Cuando le diagnosticaron cáncer de páncreas, a Jenny Espinosa le dieron apenas 30 días de vida. Tenía un hijo de un año y medio y una decisión por tomar: resignarse o luchar. Catorce años después, esta paciente cusqueña no solo continúa con vida, sino que se ha convertido en el rostro de un hito médico y científico del Hospital Nacional Guillermo Almenara de EsSalud, cuya investigación sobre 414 casos quirúrgicos hoy marca un referente en Latinoamérica.
Natural de Maras, Cusco, Jenny llegó a Lima tras recibir un desahucio médico en su ciudad natal. “Me dijeron que solo me quedaba esperar mis últimos días, pero decidí luchar por mi vida”, recuerda.
En el hospital Almenara, ella encontró al Dr. Gustavo Reaño, médico asistente del Servicio de Cirugía de Páncreas, y a un equipo multidisciplinario que asumió el desafío de enfrentar una de las enfermedades más agresivas y letales de la medicina.
Su caso implicó algunas de las cirugías más complejas de la medicina moderna. Primero se le practicó una pancreatectomía distal; luego, ante la recurrencia del tumor, una operación de Whipple; y posteriormente una hepatectomía. Cada intervención fue respaldada por un seguimiento clínico permanente y el análisis detallado de datos que permitió anticipar complicaciones y mejorar las probabilidades de supervivencia.
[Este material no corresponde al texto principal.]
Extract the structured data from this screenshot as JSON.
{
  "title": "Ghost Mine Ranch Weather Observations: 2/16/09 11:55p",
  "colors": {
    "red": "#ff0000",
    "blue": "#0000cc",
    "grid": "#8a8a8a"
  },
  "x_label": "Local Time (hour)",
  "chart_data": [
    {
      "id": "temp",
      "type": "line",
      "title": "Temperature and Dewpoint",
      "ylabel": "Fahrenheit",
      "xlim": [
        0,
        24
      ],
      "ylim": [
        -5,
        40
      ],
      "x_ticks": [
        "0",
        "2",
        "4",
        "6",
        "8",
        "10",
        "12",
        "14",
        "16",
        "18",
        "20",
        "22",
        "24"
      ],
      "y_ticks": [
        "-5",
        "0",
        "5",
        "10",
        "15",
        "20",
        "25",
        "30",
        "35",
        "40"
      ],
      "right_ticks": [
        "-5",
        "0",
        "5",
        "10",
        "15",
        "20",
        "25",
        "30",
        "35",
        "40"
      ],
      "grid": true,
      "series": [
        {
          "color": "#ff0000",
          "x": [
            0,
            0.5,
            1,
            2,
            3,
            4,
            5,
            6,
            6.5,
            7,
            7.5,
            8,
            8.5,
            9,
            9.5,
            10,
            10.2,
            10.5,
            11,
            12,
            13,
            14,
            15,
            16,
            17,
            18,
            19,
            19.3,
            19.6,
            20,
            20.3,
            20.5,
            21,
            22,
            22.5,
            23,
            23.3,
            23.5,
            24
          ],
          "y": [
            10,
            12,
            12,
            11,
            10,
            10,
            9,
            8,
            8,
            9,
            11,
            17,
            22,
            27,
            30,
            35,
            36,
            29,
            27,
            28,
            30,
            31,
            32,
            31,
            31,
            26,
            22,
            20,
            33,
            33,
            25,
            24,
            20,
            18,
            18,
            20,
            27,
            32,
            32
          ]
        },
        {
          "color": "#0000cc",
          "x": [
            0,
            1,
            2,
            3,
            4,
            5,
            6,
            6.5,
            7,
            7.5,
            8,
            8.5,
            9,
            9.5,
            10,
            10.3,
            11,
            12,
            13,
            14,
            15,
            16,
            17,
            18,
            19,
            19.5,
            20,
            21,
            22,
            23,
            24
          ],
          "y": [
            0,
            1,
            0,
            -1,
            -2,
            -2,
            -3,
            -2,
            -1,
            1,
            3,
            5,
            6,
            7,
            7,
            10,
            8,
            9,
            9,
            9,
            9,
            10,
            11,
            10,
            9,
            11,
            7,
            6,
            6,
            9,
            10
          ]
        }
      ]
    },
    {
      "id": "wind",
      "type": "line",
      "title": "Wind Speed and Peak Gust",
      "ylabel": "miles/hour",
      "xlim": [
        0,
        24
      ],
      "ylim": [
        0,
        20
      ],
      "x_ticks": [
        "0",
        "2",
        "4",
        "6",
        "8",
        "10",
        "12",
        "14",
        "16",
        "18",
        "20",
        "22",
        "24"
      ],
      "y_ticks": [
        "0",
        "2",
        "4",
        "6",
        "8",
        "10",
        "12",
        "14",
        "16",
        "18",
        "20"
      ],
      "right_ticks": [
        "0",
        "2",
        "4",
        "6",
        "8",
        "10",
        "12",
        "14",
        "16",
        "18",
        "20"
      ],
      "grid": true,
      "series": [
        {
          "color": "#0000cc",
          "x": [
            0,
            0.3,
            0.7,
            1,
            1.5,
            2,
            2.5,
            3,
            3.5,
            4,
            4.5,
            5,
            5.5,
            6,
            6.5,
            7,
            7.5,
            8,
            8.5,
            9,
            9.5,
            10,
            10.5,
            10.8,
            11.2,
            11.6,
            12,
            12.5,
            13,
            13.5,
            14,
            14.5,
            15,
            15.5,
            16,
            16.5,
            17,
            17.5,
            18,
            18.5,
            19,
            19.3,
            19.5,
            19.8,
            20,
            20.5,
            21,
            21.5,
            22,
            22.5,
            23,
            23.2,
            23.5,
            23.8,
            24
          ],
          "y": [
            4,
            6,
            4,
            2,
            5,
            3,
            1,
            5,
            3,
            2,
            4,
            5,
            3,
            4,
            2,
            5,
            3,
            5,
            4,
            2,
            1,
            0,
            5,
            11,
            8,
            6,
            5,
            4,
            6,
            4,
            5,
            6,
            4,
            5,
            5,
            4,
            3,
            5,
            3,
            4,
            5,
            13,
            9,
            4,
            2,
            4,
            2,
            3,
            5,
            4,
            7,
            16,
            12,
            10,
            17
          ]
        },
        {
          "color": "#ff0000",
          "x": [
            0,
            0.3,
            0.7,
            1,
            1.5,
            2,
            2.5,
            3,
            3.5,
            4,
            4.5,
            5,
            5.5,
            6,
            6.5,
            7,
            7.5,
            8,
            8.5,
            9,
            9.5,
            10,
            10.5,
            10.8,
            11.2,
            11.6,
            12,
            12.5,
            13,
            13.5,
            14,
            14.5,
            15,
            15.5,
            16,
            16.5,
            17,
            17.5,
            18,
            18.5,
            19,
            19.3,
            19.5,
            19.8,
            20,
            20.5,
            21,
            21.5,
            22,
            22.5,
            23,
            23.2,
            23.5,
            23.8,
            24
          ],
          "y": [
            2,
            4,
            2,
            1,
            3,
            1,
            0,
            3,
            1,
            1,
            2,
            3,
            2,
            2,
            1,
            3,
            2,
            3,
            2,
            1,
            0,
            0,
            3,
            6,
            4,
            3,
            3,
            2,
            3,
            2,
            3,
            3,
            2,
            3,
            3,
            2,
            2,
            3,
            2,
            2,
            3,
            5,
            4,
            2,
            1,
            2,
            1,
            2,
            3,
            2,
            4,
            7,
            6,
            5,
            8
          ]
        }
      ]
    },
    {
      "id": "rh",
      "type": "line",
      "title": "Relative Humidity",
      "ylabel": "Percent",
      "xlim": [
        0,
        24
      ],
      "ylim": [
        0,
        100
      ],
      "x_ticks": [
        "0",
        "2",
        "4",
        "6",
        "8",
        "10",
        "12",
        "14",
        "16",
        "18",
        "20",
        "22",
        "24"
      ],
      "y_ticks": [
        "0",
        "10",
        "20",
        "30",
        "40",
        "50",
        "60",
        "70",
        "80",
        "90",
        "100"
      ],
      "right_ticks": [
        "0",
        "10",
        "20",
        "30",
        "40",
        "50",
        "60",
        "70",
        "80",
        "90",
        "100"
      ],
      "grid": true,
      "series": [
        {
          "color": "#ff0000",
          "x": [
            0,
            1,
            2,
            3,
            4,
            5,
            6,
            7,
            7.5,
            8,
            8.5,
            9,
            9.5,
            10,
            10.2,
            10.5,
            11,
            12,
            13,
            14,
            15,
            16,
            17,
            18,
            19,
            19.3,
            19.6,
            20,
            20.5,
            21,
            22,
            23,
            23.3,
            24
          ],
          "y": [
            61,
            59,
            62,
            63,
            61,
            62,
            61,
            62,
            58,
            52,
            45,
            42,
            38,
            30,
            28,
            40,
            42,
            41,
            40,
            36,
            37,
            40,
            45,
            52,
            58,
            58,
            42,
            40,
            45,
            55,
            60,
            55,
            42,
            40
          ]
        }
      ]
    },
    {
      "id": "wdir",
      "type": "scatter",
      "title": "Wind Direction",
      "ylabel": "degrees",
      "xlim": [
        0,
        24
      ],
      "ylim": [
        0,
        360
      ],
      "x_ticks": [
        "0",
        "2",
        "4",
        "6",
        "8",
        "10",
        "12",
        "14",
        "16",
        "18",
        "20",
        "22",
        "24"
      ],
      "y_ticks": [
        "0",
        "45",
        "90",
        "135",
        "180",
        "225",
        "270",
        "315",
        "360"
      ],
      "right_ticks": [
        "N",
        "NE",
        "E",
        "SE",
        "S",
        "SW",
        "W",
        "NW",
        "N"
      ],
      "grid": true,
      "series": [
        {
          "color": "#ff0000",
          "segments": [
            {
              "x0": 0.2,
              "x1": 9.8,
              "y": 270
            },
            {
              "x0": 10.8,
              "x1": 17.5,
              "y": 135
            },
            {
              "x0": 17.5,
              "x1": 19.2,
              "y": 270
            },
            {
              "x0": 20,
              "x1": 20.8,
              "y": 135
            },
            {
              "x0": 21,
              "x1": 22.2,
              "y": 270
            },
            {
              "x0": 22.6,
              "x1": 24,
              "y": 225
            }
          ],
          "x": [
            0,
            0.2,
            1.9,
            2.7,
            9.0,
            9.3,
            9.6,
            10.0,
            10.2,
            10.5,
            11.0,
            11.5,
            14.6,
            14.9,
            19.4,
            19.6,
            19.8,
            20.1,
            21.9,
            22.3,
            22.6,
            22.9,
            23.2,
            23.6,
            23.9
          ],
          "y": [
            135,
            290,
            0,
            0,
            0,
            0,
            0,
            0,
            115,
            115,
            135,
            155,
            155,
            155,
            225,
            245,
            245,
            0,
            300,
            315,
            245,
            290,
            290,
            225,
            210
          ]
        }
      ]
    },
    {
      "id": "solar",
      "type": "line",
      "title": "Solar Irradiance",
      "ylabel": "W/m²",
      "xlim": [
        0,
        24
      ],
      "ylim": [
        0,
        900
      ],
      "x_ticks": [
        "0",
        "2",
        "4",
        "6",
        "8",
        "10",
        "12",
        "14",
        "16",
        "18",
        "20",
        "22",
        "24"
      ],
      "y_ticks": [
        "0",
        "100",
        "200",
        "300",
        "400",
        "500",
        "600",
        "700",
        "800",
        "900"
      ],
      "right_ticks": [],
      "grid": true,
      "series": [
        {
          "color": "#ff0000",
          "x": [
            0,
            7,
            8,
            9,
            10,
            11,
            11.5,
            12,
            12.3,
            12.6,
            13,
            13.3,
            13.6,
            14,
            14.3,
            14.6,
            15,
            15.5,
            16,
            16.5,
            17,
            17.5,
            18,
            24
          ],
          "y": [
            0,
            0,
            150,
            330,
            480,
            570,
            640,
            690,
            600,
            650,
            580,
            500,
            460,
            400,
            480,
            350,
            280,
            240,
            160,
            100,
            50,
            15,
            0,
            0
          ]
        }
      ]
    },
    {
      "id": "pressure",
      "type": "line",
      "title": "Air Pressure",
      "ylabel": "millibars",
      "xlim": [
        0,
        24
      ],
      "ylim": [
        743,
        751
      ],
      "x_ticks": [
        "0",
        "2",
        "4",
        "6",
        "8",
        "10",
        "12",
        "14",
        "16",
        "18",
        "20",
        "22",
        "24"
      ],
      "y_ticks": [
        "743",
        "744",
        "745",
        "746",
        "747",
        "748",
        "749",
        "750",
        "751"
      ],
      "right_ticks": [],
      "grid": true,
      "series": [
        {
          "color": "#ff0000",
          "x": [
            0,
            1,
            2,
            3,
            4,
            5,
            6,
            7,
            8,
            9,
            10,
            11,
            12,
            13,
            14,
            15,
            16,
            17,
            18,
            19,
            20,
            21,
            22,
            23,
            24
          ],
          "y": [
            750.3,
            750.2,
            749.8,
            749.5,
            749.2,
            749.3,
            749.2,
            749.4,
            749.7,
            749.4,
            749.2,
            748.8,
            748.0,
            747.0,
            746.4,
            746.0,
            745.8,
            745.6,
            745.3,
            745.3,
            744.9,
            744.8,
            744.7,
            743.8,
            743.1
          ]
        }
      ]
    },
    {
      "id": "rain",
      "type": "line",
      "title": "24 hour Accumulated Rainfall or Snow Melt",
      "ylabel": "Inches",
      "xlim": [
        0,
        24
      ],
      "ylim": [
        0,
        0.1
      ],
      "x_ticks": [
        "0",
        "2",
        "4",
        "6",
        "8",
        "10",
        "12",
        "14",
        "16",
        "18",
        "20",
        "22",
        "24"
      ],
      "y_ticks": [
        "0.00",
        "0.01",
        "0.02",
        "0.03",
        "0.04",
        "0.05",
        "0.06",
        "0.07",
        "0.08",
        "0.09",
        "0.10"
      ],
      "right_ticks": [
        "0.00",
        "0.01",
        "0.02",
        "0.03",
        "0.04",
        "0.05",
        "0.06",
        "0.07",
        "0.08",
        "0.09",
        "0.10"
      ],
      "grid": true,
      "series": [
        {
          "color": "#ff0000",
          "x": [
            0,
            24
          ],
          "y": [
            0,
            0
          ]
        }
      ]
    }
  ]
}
Durante una de las intervenciones, Jenny sintió que estaba al borde de la muerte. “Sentí que me iba, escuché la voz de mi doctor diciéndome: ‘No me abandones, tenemos que salir de esto’”, relató emocionada. Para el especialista, aquellos días en la Unidad de Cuidados Intensivos fueron decisivos y demandaron una vigilancia médica permanente.
Esta proeza alcanzada con Jenny es resultado de una investigación desarrollada durante quince años sobre 414 pacientes operados de cáncer de páncreas, cuyos hallazgos fueron publicados en la prestigiosa revista científica HPB Journal. El estudio permitió identificar con precisión las principales complicaciones postquirúrgicas y establecer mecanismos de vigilancia y respuesta temprana que redujeron drásticamente la mortalidad asociada a este tipo de cirugías de alta complejidad.
“La cirugía pancreática es considerada el ‘Monte Everest’ de las cirugías por su enorme dificultad técnica. Si no investigamos, no sabemos si estamos teniendo éxito o fracasando”, afirmó el Dr. Reaño. El hospital Almenara evalúa hoy sus estándares quirúrgicos con indicadores comparables a los mejores centros especializados del mundo.
Actualmente, Jenny trabaja como contadora en el Instituto Peruano del Deporte en Cusco y disfruta ver crecer al hijo que la impulsó a no rendirse. Su historia refleja cómo la combinación de investigación científica, experiencia médica y compromiso humano puede cambiar el destino de pacientes que alguna vez perdieron toda esperanza.